AFIA, NGFA to develop hazard analysis for FSMA compliance

The research and education arms of the American Feed Industry Association (AFIA) and National Grain and Feed Association (NGFA) are partnering to finance a major project that will help animal feed, feed ingredient and pet food facilities cost-effectively comply with a core requirement of the Food and Drug Administration’s final rules implementing the Food Safety Modernization Act (FSMA).

The research and education arms of the American Feed Industry Association (AFIA) and National Grain and Feed Association (NGFA) are partnering to finance a major project that will help animal feed, feed ingredient and pet food facilities cost-effectively comply with a core requirement of the Food and Drug Administration’s final rules implementing the Food Safety Modernization Act (FSMA).

AFIA’s Institute for Feed Education and Research (IFEEDER) and NGFA’s National Grain and Feed Foundation (NGFF) are co-sponsors of a hazard evaluation of typical ingredients and processes associated with the manufacturing and distribution of animal feed and pet food being conducted by researchers at the University of Minnesota College of Veterinary Medicine’s Center for Animal Health and Food Safety (CAHFS). The results of the project are expected to provide a strong scientific basis for identifying hazards and developing a hazard analysis that companies can adapt to their specific operations, thereby potentially saving covered facilities millions of dollars were they to have to perform such an analysis from scratch.

FSMA requires covered animal food facilities to establish and implement an animal food safety system that includes an analysis identifying “known or reasonably foreseeable” hazards for each type of animal food manufactured, processed, packed or stored at a facility to determine if any hazards exist that require risk-based preventive controls. Under FDA’s final animal food rule, a hazard analysis must be reviewed every three years, or earlier, if there are changes to equipment, manufacturing processes or other operations that make a review warranted.

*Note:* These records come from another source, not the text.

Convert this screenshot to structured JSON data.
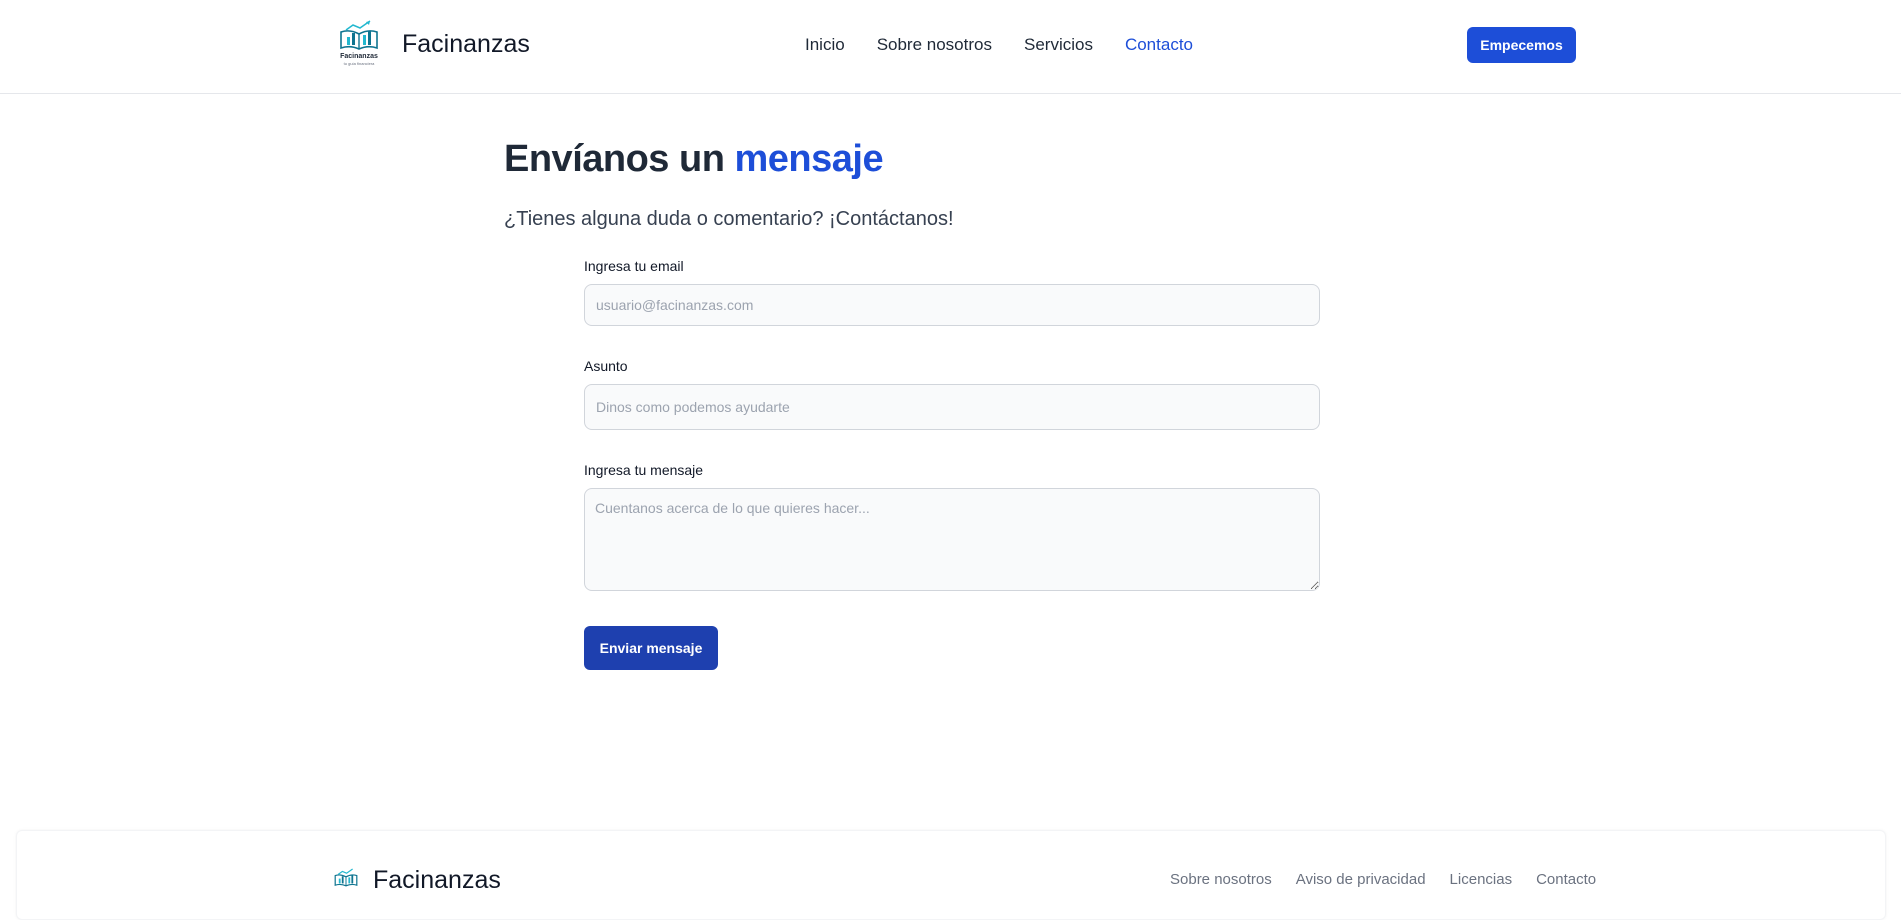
{
  "header": {
    "brand": "Facinanzas",
    "logo_text": "Facinanzas",
    "logo_subtext": "tu guía financiera",
    "nav": [
      {
        "label": "Inicio",
        "active": false
      },
      {
        "label": "Sobre nosotros",
        "active": false
      },
      {
        "label": "Servicios",
        "active": false
      },
      {
        "label": "Contacto",
        "active": true
      }
    ],
    "cta_label": "Empecemos"
  },
  "main": {
    "title_part1": "Envíanos un",
    "title_accent": "mensaje",
    "subtitle": "¿Tienes alguna duda o comentario? ¡Contáctanos!",
    "form": {
      "email_label": "Ingresa tu email",
      "email_placeholder": "usuario@facinanzas.com",
      "subject_label": "Asunto",
      "subject_placeholder": "Dinos como podemos ayudarte",
      "message_label": "Ingresa tu mensaje",
      "message_placeholder": "Cuentanos acerca de lo que quieres hacer...",
      "submit_label": "Enviar mensaje"
    }
  },
  "footer": {
    "brand": "Facinanzas",
    "links": [
      "Sobre nosotros",
      "Aviso de privacidad",
      "Licencias",
      "Contacto"
    ]
  },
  "colors": {
    "accent": "#1d4ed8",
    "submit": "#1e40af",
    "text": "#1f2937"
  },
  "icons": {
    "logo": "book-with-chart-logo"
  }
}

Under the project, CAHFS will develop a generic hazard analysis and provide it to the two associations’ foundations, which in turn will share it with AFIA- and NGFA-member facilities. Those individual facilities then will be able to use the generic analysis to determine what, if any, “known or reasonably foreseeable” hazards at their facilities need to be addressed with either current good manufacturing practices or preventive controls.

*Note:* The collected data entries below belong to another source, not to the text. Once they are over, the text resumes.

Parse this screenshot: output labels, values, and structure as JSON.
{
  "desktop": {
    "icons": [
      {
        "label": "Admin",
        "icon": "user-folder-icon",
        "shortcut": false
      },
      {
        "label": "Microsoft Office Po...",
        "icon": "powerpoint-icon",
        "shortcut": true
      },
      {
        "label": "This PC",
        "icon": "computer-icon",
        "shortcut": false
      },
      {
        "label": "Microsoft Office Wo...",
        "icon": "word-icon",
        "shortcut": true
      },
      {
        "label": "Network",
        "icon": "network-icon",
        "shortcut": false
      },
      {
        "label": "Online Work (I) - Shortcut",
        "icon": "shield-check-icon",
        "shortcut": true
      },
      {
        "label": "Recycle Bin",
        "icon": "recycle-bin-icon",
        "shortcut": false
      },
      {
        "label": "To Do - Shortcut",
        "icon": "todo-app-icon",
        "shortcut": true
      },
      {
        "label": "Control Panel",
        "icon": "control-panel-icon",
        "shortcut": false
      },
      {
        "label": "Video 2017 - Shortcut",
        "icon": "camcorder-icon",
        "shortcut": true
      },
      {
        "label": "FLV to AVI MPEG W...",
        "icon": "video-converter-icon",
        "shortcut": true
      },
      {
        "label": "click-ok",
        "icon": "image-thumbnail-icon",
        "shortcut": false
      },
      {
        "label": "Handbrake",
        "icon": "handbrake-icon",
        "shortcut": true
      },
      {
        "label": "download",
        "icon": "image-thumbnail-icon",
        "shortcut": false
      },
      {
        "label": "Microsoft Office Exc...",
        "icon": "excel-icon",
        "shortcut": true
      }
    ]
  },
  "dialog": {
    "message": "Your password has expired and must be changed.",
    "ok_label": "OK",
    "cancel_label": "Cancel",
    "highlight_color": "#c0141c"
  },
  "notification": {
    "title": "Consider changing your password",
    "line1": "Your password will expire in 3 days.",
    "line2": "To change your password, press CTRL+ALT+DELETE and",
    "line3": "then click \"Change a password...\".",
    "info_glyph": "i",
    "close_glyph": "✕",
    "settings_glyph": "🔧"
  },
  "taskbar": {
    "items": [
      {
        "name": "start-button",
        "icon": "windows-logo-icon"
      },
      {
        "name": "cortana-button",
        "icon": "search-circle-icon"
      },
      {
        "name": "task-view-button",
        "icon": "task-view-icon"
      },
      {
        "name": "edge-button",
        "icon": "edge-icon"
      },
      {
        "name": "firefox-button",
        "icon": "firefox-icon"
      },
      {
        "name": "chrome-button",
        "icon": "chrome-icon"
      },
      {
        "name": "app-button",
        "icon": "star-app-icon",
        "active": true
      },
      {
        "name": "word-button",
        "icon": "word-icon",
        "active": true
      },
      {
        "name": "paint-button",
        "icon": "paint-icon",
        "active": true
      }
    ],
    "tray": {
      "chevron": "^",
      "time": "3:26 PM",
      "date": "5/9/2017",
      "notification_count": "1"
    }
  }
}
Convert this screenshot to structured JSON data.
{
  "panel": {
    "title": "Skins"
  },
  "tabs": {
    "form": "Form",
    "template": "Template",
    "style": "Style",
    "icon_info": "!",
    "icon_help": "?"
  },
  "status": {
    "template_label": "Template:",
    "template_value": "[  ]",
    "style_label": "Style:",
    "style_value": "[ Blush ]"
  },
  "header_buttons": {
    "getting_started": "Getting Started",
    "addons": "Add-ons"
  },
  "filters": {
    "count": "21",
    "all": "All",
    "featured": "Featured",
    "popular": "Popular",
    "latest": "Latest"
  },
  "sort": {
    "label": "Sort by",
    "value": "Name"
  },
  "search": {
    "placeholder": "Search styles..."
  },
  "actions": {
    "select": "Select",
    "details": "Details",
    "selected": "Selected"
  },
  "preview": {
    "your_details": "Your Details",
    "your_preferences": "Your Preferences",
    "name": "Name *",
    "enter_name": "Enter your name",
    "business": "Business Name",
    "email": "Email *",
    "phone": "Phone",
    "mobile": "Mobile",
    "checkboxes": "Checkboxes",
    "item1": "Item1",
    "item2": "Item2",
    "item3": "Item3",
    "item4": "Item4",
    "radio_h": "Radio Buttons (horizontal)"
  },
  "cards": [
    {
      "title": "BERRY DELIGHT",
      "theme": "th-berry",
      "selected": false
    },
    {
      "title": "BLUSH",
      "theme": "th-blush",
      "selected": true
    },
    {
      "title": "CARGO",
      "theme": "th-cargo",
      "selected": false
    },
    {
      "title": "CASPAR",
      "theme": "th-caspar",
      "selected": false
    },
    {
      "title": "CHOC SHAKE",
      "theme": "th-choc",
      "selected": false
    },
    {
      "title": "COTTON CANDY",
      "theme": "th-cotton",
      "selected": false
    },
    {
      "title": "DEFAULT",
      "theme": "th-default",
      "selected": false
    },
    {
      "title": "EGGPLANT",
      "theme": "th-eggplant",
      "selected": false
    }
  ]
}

“We are very fortunate we were able to identify the CAHFS as an organization capable of taking this on and at a reasonable cost,” said Joel G. Newman, AFIA president and CEO and IFEEDER president. “The interaction with the Center and both of the sponsors to-date has been excellent, and we look forward to receiving the final document and to the symposium IFEEDER is sponsoring at the Joint Annual Meeting this summer to vet the process used to identify these feed hazards.”

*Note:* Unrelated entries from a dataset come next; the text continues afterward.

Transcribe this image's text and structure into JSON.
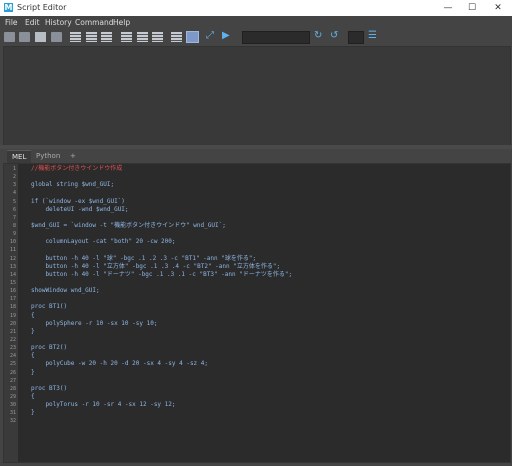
{
  "window": {
    "title": "Script Editor",
    "app_icon": "M",
    "minimize": "—",
    "maximize": "☐",
    "close": "✕"
  },
  "menu": [
    "File",
    "Edit",
    "History",
    "Command",
    "Help"
  ],
  "tabs": [
    {
      "label": "MEL",
      "active": true
    },
    {
      "label": "Python",
      "active": false
    },
    {
      "label": "+",
      "active": false
    }
  ],
  "toolbar_icons": [
    "open-script-icon",
    "load-script-icon",
    "save-script-icon",
    "save-to-shelf-icon",
    "clear-history-icon",
    "clear-input-icon",
    "clear-all-icon",
    "echo-all-icon",
    "show-line-numbers-icon",
    "show-stack-trace-icon",
    "execute-all-icon",
    "execute-icon",
    "run-icon",
    "search-field",
    "find-next-icon",
    "find-prev-icon",
    "goto-line-field",
    "goto-line-icon"
  ],
  "code_lines": [
    {
      "n": "1",
      "t": "//機能ボタン付きウインドウ作成",
      "c": "comment"
    },
    {
      "n": "2",
      "t": "",
      "c": "default"
    },
    {
      "n": "3",
      "t": "global string $wnd_GUI;",
      "c": "default"
    },
    {
      "n": "4",
      "t": "",
      "c": "default"
    },
    {
      "n": "5",
      "t": "if (`window -ex $wnd_GUI`)",
      "c": "default"
    },
    {
      "n": "6",
      "t": "    deleteUI -wnd $wnd_GUI;",
      "c": "default"
    },
    {
      "n": "7",
      "t": "",
      "c": "default"
    },
    {
      "n": "8",
      "t": "$wnd_GUI = `window -t \"機能ボタン付きウインドウ\" wnd_GUI`;",
      "c": "default"
    },
    {
      "n": "9",
      "t": "",
      "c": "default"
    },
    {
      "n": "10",
      "t": "    columnLayout -cat \"both\" 20 -cw 200;",
      "c": "default"
    },
    {
      "n": "11",
      "t": "",
      "c": "default"
    },
    {
      "n": "12",
      "t": "    button -h 40 -l \"球\" -bgc .1 .2 .3 -c \"BT1\" -ann \"球を作る\";",
      "c": "default"
    },
    {
      "n": "13",
      "t": "    button -h 40 -l \"立方体\" -bgc .1 .3 .4 -c \"BT2\" -ann \"立方体を作る\";",
      "c": "default"
    },
    {
      "n": "14",
      "t": "    button -h 40 -l \"ドーナツ\" -bgc .1 .3 .1 -c \"BT3\" -ann \"ドーナツを作る\";",
      "c": "default"
    },
    {
      "n": "15",
      "t": "",
      "c": "default"
    },
    {
      "n": "16",
      "t": "showWindow wnd_GUI;",
      "c": "default"
    },
    {
      "n": "17",
      "t": "",
      "c": "default"
    },
    {
      "n": "18",
      "t": "proc BT1()",
      "c": "default"
    },
    {
      "n": "19",
      "t": "{",
      "c": "default"
    },
    {
      "n": "20",
      "t": "    polySphere -r 10 -sx 10 -sy 10;",
      "c": "default"
    },
    {
      "n": "21",
      "t": "}",
      "c": "default"
    },
    {
      "n": "22",
      "t": "",
      "c": "default"
    },
    {
      "n": "23",
      "t": "proc BT2()",
      "c": "default"
    },
    {
      "n": "24",
      "t": "{",
      "c": "default"
    },
    {
      "n": "25",
      "t": "    polyCube -w 20 -h 20 -d 20 -sx 4 -sy 4 -sz 4;",
      "c": "default"
    },
    {
      "n": "26",
      "t": "}",
      "c": "default"
    },
    {
      "n": "27",
      "t": "",
      "c": "default"
    },
    {
      "n": "28",
      "t": "proc BT3()",
      "c": "default"
    },
    {
      "n": "29",
      "t": "{",
      "c": "default"
    },
    {
      "n": "30",
      "t": "    polyTorus -r 10 -sr 4 -sx 12 -sy 12;",
      "c": "default"
    },
    {
      "n": "31",
      "t": "}",
      "c": "default"
    },
    {
      "n": "32",
      "t": "",
      "c": "default"
    }
  ],
  "colors": {
    "comment": "#e05050",
    "code": "#8fb8e8",
    "editor_bg": "#2b2b2b",
    "panel_bg": "#444444"
  }
}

“This partnership between NGFF and IFEEDER should be indispensable in enabling covered animal food facilities to cost-effectively comply with this core requirement of FDA’s FSMA final rule,” said Randy Gordon, NGFA president and NGFF secretary. “This project will enable companies to jump-start that process by leveraging the expertise at the University of Minnesota’s CAHFS, making compliance as practical and cost-effective as possible.”

The total project cost is expected to reach $170,000. CAHFS intends to publish the study’s methodology and other attributes of the assessment in a peer-reviewed journal. The projected completion date for the project is October 2016.